Por Leandro Albani. Una conversación en un bar, una fotografía en un periódico, una sorpresa para los parroquianos.
La noche en que llegaron los forasteros la tranquilidad reinaba en el bar del Máquina. En realidad, en ese boliche de paredes descascaradas y techos altos casi nunca había problemas. Algún borracho un poco violento o apenas unas amenazas, que nunca llegaban a más, en medio de una partida de truco; esas cosas permitían un descanso a tanta serenidad y rutina.
Los forasteros, así dijo Daniel cuando los vio entrar y nos reímos porque la descripción tenía que ver más con una película de vaqueros sucios del oeste, que con una ciudad rodeada de vacas pastando y girasoles brillantes que crecían al ritmo de las lluvias.
Pidieron una cerveza, mientras se acomodaban en las banquetas frente a la heladera-mostrador. De todos los que estábamos en el bar, creo que nosotros solos nos dimos cuenta que habían entrado.
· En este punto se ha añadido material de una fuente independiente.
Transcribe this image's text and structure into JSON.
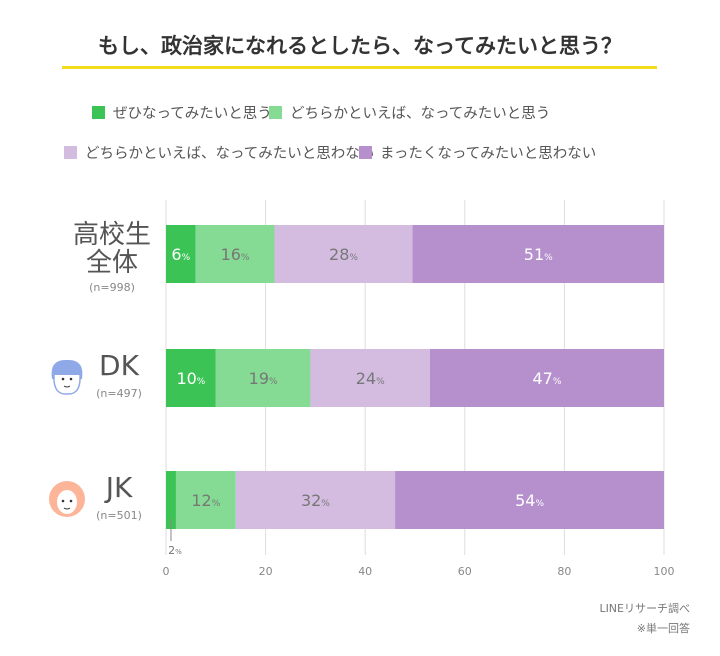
{
  "chart_data": {
    "type": "bar",
    "orientation": "horizontal-stacked-percent",
    "title": "もし、政治家になれるとしたら、なってみたいと思う？",
    "categories": [
      {
        "label": "高校生\n全体",
        "n": "(n=998)",
        "icon": ""
      },
      {
        "label": "DK",
        "n": "(n=497)",
        "icon": "boy-face-icon"
      },
      {
        "label": "JK",
        "n": "(n=501)",
        "icon": "girl-face-icon"
      }
    ],
    "series": [
      {
        "name": "ぜひなってみたいと思う",
        "color": "#3cc356",
        "values": [
          6,
          10,
          2
        ]
      },
      {
        "name": "どちらかといえば、なってみたいと思う",
        "color": "#85da94",
        "values": [
          16,
          19,
          12
        ]
      },
      {
        "name": "どちらかといえば、なってみたいと思わない",
        "color": "#d3bce0",
        "values": [
          28,
          24,
          32
        ]
      },
      {
        "name": "まったくなってみたいと思わない",
        "color": "#b590cc",
        "values": [
          51,
          47,
          54
        ]
      }
    ],
    "xlim": [
      0,
      100
    ],
    "xticks": [
      0,
      20,
      40,
      60,
      80,
      100
    ],
    "grid": true,
    "legend_placement": "top",
    "unit": "%"
  },
  "footer": {
    "source": "LINEリサーチ調べ",
    "note": "※単一回答"
  }
}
Cuando terminaron la cerveza pidieron otra. Le preguntaron algo al Máquina, que respondió tranquilo y con media sonrisa en la boca.
Nosotros seguimos hablando, respirando el humo de los cigarrillos y recordando un viaje frenético al río que comenzó un viernes a las cuatro de la madrugada y terminó una semana después en un asilo para ancianos, jugando dominó y escuchando historias de cómo los estancieros de la Patagonia salían a cazar aborígenes y peones díscolos a principios del siglo veinte.
Los forasteros dejaron media botella de cerveza. Saludaron al Máquina y salieron a la calle. Nosotros tomaríamos el mismo camino, cruzar la puerta del bar, perder el resto de la noche por las calles y ver los primeros rayos de sol mientras se escapaba otro día.
Unas madrugadas después, el diario mostró en primera plana la foto de uno de los forasteros. Lo buscaba toda la policía del país por el robo de un banco en una ciudad cercana.
El Máquina se lamentó bastante. Era buena gente, dijo. Y nos aclaró: por robarles a unos hijos de puta, esos muchachos siempre van a ser bienvenidos a este bar.